So was it worth it? Was spending all those hours refilling pipet tip after pipet tip really helpful in getting me into medical school?
I thought about those questions as I recalled squirting a blue substance into a tray and mixing various concentrations of acids at the undergraduate laboratory where I worked during college. If I’m honest, I had no intrinsic passion for lab work. I was there because I had heard that research experience improved my medical school application. In other words, I did the lab work to check a box off a list. Anyone who would have spoken to me about my lab work would have noticed immediately that I had no interest in it. Therefore, any physician on an admissions committee would have realized the same.
In hindsight, my lab experience may have hurt my application more than helped it. I say this because many admissions interviewers asked about my research and I am sure they could tell that my interest in it was mediocre at best.
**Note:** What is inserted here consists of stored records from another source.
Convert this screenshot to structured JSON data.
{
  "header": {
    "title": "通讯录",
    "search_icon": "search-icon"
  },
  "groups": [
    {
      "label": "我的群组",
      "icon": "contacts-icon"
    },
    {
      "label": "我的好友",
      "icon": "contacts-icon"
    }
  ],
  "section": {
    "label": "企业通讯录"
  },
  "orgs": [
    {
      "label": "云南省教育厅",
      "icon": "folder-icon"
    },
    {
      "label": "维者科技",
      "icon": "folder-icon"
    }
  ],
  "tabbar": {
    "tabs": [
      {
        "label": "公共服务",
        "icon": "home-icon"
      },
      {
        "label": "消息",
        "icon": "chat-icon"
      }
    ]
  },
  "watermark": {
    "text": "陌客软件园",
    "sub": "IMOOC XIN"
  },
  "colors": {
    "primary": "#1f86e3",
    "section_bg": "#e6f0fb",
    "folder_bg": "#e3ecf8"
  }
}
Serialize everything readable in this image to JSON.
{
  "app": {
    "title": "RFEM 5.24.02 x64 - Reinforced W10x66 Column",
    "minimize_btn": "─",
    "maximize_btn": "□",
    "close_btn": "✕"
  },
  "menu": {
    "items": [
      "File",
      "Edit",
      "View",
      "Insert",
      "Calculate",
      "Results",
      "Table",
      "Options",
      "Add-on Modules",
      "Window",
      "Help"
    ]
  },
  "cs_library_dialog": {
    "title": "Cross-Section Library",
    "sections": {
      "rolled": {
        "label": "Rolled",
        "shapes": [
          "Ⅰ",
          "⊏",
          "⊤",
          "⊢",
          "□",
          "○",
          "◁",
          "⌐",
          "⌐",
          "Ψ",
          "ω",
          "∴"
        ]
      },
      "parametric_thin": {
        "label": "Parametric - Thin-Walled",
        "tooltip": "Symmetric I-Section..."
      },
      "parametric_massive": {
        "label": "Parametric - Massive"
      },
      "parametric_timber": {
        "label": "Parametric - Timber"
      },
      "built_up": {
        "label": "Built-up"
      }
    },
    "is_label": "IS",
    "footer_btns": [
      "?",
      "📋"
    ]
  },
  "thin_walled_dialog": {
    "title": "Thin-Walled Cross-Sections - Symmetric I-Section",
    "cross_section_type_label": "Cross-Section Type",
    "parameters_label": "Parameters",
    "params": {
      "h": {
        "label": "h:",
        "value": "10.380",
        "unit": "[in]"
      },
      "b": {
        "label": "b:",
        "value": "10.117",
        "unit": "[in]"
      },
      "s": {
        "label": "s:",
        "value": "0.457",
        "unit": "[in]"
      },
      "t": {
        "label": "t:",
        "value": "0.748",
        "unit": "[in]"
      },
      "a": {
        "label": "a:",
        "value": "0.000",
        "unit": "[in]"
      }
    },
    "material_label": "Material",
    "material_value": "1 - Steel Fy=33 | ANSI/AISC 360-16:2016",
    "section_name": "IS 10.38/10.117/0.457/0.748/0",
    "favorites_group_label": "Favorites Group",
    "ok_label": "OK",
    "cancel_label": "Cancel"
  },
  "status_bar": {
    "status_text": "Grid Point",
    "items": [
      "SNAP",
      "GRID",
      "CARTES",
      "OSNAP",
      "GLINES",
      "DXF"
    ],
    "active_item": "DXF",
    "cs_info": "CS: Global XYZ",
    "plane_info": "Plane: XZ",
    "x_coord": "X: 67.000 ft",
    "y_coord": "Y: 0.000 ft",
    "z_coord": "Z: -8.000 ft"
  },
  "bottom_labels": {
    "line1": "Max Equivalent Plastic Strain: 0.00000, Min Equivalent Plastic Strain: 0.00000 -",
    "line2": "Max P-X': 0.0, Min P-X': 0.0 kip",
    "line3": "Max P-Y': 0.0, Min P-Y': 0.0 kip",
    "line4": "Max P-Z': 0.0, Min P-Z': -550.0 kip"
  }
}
It may have made me appear insincere.
I now realize that the extracurricular activities that helped me most were the ones that I was genuinely passionate about. These were ones that I was naturally drawn to and in which I consciously chose to increase my skill. If someone asked me what I did during summer break, my eyes would light up with stories of trekking through the mountains of Mexico and Guatemala bringing basic medical care to people in remote villages. I could talk endlessly about making tortillas by hand, teammates getting stung by scorpions, and building relationships while doing laundry in a river. After repeatedly traveling to Mexico and Central America for so many years, I was now fluent in Spanish. So in my interviews, my desire to help underserved people overshadowed my lab experience because of the genuine passion.
If you are reading this article, you probably want me to give you a checklist of fool-proof extracurricular activities that will guarantee your acceptance into medical school. I am sorry to disappoint you. However, if you answer the following questions, you will be able to develop your own list of potential extracurricular activities that will make your application the strongest representation of yourself:
- What are you passionate about? Do you find yourself naturally reading about the migration patterns of butterflies? Are you looking for a cure for a terminal illness that a loved one is fighting? Look for opportunities to develop your knowledge and experience in areas that naturally excite you.
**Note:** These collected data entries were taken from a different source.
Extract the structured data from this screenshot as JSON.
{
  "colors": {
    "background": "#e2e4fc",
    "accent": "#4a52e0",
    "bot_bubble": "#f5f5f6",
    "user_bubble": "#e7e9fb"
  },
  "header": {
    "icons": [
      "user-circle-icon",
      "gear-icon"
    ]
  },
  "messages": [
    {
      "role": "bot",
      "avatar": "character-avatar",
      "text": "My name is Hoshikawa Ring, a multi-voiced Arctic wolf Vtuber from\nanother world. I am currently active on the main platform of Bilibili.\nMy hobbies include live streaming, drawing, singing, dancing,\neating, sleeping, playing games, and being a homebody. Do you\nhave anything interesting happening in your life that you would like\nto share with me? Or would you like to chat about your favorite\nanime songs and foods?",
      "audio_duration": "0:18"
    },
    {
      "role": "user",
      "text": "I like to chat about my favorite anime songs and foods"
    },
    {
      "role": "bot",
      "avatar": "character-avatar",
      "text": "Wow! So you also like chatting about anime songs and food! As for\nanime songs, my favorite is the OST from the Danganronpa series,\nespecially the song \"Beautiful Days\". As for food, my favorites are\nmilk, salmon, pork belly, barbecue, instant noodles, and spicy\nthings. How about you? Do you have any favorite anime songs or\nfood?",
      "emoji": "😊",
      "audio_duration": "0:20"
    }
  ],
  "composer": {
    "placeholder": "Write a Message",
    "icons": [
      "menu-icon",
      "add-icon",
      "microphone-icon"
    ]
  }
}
- What are you good at? If you have a skill or ability, can you become the best at it? Whatever your skills and interests are, do your best to develop your abilities and shine. Examples:
- Your brother is deaf, so you learned American Sign Language. You might decide to become an official translator and find a job advocating for the deaf community.
- You are an amazing athlete, so you become the state champion in your sport. Or you organize a program to help budding athletes in a low income area.
- Everyone says you are a great listener, so you join a suicide prevention hotline and become the head volunteer.
- Have you made an educated decision in applying for medical school? If all of your extracurricular activities revolve around your knitting group, have you gained any experience related to the medical field that makes you certain that you want to pursue this career? Becoming a doctor is a long and difficult process, and medical schools want to see that you know a little bit about what it takes. Do you need to shadow a doctor? Volunteer at a hospice? Become an EMT? (If medical extracurricular activities do not excite you, you might be wise to reconsider applying to medical school.)
Your extracurricular activities give you a chance to present yourself beyond the numbers of your MCAT score and GPA. So do what you love and be the best you can be at it. Only then will you be able to showcase the skills and experiences that make you uniquely you and how that will make you successful in medical school.